Melt margarine and let cool. Mix together sugar and flour. Stir in eggs, butter and vanilla extract. Fold in pecans and chocolate chips.

Spoon filling into unbaked pie shell. Bake in a preheated 350-degree oven for 45 to 55 minutes. Cool before you cut.


And finally, an anonymous correspondent sent these gems in a collection of recipes he or she clipped from Southern Living.

Butter Muffins

2 cups self-rising flour

1 (8-ounce) container sour cream

1/2 cup butter, melted

Preheat oven to 350 degrees.
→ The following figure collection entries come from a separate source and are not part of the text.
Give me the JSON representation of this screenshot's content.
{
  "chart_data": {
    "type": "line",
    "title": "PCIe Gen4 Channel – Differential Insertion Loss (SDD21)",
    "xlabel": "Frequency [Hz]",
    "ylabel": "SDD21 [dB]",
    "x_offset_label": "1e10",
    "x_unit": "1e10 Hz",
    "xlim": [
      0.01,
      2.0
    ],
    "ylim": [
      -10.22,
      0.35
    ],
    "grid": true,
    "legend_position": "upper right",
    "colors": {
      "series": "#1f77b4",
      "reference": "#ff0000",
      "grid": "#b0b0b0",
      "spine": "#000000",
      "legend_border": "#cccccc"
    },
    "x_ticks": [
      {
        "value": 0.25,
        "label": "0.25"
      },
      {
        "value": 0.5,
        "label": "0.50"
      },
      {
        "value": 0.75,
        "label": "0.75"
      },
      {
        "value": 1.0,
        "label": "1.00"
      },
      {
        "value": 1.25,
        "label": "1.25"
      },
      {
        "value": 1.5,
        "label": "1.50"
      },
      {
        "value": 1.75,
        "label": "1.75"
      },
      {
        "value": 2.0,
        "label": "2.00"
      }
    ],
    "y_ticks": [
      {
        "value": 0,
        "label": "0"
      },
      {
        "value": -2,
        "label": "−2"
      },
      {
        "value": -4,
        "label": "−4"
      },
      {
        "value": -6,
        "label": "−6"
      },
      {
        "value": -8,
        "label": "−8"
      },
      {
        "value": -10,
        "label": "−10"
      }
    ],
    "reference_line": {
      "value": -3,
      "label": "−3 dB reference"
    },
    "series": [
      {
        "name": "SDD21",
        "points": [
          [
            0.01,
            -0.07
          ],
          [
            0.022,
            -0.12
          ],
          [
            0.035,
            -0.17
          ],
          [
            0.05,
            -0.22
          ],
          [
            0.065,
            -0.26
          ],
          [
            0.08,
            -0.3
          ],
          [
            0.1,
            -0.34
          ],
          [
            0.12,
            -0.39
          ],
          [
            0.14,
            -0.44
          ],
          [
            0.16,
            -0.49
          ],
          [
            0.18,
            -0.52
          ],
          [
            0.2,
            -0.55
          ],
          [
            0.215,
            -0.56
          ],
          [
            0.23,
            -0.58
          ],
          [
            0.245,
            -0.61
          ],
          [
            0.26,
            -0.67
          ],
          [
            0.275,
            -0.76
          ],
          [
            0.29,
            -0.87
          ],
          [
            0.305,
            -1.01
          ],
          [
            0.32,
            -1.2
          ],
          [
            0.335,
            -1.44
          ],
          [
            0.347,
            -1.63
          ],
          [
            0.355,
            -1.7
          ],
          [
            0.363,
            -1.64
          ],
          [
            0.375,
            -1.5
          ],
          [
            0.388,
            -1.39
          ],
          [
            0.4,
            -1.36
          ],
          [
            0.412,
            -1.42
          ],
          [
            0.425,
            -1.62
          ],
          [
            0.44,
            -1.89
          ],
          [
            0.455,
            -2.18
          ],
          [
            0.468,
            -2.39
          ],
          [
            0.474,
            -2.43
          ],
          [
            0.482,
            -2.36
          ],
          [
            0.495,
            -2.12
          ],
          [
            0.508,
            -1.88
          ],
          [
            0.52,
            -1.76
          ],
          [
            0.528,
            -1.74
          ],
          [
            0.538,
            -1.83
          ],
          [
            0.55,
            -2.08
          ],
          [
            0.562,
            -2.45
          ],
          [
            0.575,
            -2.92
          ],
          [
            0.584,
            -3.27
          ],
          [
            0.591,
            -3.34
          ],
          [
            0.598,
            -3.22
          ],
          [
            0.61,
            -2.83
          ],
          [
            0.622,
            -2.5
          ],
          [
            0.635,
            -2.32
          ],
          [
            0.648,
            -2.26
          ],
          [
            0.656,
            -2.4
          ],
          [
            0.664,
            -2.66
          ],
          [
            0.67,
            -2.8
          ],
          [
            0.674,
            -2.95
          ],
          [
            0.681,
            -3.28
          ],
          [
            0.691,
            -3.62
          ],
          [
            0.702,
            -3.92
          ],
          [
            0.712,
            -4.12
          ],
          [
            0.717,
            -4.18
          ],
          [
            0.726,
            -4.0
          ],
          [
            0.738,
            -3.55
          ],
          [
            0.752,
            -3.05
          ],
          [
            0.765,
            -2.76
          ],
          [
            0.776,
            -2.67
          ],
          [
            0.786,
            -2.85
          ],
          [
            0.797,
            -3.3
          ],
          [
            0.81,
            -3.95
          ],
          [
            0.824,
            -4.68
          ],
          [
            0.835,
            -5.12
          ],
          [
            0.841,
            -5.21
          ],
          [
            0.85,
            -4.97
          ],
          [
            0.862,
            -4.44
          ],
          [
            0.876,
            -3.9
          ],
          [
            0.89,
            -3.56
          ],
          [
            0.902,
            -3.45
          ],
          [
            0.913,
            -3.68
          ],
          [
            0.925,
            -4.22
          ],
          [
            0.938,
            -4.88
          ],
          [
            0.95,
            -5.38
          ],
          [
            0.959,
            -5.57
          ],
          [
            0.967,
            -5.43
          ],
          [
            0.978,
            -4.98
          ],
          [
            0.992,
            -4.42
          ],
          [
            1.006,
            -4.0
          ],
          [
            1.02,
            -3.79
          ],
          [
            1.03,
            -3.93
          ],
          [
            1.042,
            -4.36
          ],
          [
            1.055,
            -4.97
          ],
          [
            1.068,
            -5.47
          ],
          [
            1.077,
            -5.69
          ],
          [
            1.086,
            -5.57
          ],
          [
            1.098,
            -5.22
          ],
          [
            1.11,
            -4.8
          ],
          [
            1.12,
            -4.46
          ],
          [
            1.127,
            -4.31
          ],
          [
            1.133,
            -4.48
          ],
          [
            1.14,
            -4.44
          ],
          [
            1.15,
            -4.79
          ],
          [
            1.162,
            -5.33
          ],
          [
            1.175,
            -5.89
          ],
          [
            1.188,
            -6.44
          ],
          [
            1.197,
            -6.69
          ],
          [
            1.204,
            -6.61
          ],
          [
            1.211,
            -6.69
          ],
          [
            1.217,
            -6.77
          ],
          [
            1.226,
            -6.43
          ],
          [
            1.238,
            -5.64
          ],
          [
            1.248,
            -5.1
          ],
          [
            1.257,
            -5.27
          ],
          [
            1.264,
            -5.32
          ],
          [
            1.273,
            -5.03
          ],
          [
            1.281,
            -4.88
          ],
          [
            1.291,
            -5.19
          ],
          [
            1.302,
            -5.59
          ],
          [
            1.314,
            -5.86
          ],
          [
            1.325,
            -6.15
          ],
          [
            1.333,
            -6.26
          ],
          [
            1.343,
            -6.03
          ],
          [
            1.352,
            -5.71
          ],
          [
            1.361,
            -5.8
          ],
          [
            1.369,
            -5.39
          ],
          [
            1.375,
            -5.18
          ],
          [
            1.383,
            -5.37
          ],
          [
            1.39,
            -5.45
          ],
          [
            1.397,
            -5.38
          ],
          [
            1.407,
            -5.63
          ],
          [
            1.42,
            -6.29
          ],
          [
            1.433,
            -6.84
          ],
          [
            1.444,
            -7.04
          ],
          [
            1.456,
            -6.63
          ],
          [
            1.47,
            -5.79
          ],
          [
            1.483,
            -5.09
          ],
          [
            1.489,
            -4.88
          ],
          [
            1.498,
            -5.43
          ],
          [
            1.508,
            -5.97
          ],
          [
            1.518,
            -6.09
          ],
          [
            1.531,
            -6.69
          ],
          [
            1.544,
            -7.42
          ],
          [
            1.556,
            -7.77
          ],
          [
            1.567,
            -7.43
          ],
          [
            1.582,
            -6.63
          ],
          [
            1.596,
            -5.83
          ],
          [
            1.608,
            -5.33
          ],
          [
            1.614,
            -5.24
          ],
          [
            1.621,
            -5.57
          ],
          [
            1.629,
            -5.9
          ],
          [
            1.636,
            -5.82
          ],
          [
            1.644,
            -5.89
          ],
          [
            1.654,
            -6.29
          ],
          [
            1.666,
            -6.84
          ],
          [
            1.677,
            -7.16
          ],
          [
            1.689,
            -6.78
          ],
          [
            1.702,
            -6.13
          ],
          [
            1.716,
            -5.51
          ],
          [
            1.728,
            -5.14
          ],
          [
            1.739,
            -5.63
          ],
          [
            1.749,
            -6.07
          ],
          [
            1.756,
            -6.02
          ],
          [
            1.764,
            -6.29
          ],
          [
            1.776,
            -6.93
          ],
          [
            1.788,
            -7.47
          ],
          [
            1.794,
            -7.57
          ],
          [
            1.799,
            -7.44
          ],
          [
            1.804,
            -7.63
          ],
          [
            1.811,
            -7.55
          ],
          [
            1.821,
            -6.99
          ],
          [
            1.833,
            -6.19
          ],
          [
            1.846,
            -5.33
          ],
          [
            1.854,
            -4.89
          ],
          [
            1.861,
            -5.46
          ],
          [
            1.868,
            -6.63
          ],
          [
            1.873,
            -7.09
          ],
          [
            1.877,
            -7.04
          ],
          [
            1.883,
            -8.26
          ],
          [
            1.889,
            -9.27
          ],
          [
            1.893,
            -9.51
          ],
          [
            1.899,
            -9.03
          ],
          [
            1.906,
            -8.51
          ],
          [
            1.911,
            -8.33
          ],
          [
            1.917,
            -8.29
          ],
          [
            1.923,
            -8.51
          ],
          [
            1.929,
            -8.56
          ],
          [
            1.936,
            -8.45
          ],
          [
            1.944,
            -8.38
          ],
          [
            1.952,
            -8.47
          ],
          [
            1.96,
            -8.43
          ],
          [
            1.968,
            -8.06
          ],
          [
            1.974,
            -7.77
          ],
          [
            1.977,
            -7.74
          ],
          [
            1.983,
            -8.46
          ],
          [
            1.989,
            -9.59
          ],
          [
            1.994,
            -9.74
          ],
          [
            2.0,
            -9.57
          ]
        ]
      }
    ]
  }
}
Stir together all ingredients in a large bowl just until blended. Spoon batter into two lightly greased, 12-cup miniature muffin pans, filling completely full. Bake 20 to 28 minutes, watching carefully, or until muffins are golden brown.

Blackberry Cornbread Muffins

2 cups self-rising white cornmeal

1/2 cup sugar

5 large eggs

1 (16-ounce) container sour cream

1/2 cup butter, melted

2 cups frozen blackberries

Preheat oven to 450 degrees. Stir together cornmeal and sugar in a large bowl; make a well in center of mixture.

Whisk together eggs, sour cream and butter; add to cornmeal, stirring just until dry ingredients are moistened. Fold in blackberries. Spoon batter into two lightly-greased, 12-cup muffin pans, filling half full.

Bake for 15 to 17 minutes or until tops are golden brown. Cool in pan on a wire rack for 5 minutes.